И пели хором, и храпели хором.
Бузил командировочный Ноздрев,
и пьяные гармошки переходов
рыдали под удары буферов.
И поезда по-бабьи голосили,
мне позвонки считая на спине…
Куда ты едешь все-таки, Россия?
Не знаю я, но знаю, что по мне.
Я мост.

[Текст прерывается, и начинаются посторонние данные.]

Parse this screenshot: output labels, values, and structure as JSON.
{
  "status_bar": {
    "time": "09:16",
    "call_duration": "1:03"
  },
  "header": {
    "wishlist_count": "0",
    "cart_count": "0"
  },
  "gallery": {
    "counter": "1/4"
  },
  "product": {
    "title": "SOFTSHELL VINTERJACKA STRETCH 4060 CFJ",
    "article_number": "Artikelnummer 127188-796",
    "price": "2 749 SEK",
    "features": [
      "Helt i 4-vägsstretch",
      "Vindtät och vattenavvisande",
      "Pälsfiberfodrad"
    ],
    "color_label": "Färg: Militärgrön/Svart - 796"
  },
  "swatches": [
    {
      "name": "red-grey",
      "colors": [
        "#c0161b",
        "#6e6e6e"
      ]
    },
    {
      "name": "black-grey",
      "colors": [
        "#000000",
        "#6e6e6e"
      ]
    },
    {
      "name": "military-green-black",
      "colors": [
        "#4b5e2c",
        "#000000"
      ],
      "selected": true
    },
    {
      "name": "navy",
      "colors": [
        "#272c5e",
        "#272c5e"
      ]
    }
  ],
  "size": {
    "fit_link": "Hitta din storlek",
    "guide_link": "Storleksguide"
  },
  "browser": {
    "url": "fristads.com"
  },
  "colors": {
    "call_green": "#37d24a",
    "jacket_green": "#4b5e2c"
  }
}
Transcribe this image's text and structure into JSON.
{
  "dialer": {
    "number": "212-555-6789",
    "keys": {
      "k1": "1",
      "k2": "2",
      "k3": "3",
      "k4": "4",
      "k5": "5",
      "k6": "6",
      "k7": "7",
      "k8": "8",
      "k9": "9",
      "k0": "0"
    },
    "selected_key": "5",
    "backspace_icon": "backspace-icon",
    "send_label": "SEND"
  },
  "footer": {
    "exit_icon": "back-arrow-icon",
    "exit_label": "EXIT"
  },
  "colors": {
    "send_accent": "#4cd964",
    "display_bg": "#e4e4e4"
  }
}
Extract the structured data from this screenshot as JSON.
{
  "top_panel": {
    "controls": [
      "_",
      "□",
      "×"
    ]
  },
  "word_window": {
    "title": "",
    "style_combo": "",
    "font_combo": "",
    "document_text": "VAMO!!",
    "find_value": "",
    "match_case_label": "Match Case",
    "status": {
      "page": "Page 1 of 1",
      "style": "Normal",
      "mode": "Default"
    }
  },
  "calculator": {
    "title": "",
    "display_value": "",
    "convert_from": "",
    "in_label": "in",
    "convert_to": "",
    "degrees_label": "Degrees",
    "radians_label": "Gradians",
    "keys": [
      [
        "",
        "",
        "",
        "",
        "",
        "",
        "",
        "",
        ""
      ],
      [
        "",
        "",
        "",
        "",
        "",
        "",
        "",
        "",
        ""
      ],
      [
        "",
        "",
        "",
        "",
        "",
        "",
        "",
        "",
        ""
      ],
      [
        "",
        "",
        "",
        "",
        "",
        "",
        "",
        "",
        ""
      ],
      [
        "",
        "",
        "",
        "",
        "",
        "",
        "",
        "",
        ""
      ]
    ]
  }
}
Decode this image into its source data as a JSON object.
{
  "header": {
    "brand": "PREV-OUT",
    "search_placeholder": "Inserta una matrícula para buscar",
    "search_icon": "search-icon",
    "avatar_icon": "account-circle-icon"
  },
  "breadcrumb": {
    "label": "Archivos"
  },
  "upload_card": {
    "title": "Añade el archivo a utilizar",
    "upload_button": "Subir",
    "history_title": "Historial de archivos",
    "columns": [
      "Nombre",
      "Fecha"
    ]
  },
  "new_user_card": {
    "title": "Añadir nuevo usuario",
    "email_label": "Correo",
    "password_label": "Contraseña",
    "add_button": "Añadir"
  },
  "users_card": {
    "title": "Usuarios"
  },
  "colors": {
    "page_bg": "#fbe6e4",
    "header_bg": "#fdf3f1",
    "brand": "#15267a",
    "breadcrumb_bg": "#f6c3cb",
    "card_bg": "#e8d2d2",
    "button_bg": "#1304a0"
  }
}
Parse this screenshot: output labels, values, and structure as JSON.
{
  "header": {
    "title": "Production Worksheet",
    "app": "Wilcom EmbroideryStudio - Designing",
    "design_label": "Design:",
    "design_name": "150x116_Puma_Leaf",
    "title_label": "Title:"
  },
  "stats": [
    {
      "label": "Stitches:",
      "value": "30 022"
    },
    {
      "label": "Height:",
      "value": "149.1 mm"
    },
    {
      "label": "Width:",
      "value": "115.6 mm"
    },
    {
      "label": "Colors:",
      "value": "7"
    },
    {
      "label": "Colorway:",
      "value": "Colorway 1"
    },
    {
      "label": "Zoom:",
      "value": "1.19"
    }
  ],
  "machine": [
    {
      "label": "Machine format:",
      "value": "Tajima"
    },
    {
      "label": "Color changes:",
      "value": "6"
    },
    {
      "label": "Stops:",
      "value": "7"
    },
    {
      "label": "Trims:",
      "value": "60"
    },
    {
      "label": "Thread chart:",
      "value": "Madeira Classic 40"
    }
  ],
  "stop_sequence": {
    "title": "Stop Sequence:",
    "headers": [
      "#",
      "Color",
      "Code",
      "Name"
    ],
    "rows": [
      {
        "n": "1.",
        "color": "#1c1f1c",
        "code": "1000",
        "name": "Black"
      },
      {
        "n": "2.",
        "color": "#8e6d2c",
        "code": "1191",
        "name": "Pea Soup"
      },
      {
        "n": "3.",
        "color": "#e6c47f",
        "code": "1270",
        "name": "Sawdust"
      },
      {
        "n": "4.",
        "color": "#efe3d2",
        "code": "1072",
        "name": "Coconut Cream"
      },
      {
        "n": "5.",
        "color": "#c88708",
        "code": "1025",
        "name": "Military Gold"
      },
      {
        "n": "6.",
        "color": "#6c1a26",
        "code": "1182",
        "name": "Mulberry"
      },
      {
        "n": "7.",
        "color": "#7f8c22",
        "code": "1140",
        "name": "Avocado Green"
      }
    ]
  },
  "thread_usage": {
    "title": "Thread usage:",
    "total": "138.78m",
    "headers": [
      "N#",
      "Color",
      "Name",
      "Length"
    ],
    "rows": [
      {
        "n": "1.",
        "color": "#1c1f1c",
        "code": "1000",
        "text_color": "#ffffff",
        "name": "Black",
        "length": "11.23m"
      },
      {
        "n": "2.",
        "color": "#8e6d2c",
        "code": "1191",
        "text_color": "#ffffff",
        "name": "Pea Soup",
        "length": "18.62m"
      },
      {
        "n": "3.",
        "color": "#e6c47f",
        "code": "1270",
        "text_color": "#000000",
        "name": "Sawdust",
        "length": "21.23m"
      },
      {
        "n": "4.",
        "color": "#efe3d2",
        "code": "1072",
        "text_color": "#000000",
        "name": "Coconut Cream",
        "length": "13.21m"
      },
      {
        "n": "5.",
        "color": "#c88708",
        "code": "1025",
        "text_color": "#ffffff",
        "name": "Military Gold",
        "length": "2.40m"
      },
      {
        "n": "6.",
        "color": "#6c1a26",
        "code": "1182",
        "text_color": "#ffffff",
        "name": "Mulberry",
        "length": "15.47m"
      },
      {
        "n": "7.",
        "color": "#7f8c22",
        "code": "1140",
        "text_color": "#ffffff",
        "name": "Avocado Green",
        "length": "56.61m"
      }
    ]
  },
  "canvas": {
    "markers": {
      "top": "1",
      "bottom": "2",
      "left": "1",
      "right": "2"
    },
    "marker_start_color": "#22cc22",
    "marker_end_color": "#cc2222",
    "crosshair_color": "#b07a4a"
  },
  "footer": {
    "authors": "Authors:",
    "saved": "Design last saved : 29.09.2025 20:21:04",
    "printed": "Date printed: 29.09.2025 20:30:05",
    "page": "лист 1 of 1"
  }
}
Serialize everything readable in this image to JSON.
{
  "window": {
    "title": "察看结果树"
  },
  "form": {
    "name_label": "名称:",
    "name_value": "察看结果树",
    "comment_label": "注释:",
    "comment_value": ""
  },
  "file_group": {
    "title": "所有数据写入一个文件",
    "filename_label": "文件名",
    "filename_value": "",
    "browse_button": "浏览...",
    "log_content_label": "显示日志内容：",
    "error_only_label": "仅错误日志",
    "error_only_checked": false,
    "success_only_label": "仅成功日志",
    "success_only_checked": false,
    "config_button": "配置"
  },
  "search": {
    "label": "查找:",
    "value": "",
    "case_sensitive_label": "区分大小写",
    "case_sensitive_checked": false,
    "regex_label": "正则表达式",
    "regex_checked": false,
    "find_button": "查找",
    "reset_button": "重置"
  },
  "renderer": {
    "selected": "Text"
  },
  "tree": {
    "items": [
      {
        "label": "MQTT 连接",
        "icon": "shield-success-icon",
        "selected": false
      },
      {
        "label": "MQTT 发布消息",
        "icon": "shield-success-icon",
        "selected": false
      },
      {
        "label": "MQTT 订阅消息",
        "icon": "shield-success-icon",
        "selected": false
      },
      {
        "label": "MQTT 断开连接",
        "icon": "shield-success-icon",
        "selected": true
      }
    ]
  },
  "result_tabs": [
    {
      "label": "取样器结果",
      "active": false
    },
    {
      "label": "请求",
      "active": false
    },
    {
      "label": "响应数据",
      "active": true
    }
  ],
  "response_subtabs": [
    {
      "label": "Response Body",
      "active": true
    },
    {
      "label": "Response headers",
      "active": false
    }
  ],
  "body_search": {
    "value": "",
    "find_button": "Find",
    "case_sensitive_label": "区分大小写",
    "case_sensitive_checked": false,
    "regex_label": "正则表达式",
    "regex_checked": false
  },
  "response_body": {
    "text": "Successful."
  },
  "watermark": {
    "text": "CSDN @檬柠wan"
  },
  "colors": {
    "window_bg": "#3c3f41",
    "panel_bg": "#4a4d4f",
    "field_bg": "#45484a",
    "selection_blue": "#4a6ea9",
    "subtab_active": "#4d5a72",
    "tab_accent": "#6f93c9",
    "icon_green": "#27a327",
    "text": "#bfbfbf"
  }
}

По мне, все тело сотрясая,
холопов дровни, розвальни малют,
с боярыней Морозовою сани,
теплушки и пролетки, танки прут.
По мне ползут с веригами калеки.
По мне, махая веером возам,
скользит императрицына карета
вдоль ряженых потемкинских пейзан.
Я вижу клейма, кандалы и язвы.
Я русской кровью щедро угощен.
В моих кишках колесами увязла
телега, та, где в клетке — Пугачев.
На мне Волконской выпавший флакончик
еще у следа пошевней лежит,
и Пущина крамольный колокольчик
набатом-крошкой к Пушкину спешит.
Еще дышу я пушкинской крылаткой,
еще дышу радищевской дохой,
заплеванный, залусканный треклятой
булгаринской газетной шелухой.
Нет, не пропало, что упало с воза.
С меня не смоет никаким дождем
пот бурлаков, солдаток, вдовьи слезы
и кровь крестьян, забитых батожьем.
И по себе, такому и сякому,
на копоть и на тряску не ворча,
я на подножке мчащего сегодня
во имя завтра еду во вчера.
Назад — чтобы с грядущим рядом встать!
Назад не означает — на попятный.
Бездумное вперед толкает вспять,
и вдаль бросает трезвый ход обратный.
Назад, художник! Харкая, сипя,
на поручнях вися, в пыли и саже,
и там, где черт, а может, бог подскажет,
стоп-кран,
срывая пломбу,
на себя!
2. МАГНИЦКИЙ
Казанский университет по непреложной справедливости и по всей строгости прав подлежит уничтожению.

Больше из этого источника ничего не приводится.